Following a slight sell-off in the U.S. stock market, shares in Asia are giving mixed signals on Wednesday, Oct. 16. Hong Kong stocks climbed, while Tokyo and Sydney equities have dipped slightly. The Shangai Composite Index (NYSE: FXI) was up slightly at 0.07%, as of 10:30 p.m. EST.
The S&P 500 Index (NYSE: SPY) in the U.S. edged lower by 0.20% on Wednesday, while the Dow Jones Industrial Average (NYSE: DIA) dipped by 0.084%. The weakness in U.S. equities came around retail sales in the country unexpectedly declined in Sept., the first dip in seven months.
Why It Matters
The fall in retail sales intensifies fears that the slowdown in the U.S. manufacturing sector has started spreading into the broader economy. The United States Commerce Department said Wednesday that American households cut there spending on online purchases, building material and particularly automobiles in Sept.

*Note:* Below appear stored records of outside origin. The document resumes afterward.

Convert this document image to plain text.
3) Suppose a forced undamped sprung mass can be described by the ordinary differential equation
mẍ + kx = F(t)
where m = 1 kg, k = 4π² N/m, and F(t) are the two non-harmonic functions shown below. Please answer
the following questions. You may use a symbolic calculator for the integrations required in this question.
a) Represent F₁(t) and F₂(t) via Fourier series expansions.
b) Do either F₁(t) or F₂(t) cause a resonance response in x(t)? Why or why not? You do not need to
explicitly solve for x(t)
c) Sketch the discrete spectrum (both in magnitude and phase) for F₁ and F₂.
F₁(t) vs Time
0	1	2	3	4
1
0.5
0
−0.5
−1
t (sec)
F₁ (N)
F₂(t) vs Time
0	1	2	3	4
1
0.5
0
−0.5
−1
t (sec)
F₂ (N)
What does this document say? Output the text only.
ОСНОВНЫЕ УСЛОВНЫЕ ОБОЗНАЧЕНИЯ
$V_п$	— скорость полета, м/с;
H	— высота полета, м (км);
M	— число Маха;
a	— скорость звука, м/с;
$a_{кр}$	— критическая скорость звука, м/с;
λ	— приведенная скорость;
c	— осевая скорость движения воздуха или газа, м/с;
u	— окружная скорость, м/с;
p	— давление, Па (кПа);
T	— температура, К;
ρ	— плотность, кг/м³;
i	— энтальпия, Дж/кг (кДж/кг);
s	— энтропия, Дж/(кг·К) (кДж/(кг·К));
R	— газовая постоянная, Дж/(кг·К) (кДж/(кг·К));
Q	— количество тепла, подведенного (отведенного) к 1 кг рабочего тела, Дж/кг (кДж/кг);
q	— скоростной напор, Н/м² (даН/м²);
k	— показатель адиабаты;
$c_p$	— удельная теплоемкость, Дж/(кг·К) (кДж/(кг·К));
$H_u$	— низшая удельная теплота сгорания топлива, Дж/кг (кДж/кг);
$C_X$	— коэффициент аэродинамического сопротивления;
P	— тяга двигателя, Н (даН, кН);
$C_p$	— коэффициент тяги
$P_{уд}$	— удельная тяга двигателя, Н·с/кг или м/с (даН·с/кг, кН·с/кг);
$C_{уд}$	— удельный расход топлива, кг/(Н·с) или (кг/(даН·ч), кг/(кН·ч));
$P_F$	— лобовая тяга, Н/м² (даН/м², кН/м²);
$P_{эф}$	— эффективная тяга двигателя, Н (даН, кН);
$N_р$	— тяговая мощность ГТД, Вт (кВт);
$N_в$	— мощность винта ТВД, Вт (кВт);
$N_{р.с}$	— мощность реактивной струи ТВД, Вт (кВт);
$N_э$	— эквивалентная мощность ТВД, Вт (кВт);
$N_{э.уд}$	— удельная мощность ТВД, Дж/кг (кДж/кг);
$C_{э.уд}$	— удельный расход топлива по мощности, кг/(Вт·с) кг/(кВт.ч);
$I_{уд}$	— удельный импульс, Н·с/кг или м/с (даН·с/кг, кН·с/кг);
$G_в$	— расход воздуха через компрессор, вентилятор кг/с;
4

This led to a 0.3% drop in the country’s retail sales, compared to the 0.3% increase that economists polled by Reuters predicted.
The decline in the American retail market, coupled with the lingering trade dispute between the U.S. and China, increases the likelihood of a further interest rate cut. The U.S. Federal Open Market Committee, the Federal Reserves’ monetary policy committee, is expected to meet later this month.
In Europe, the British pound strengthened the euro as positive signs emerge that the United Kingdom is getting closer to a Brexit deal.
The Australian dollar also strengthened after the unemployment rate in the country unexpectedly dropped.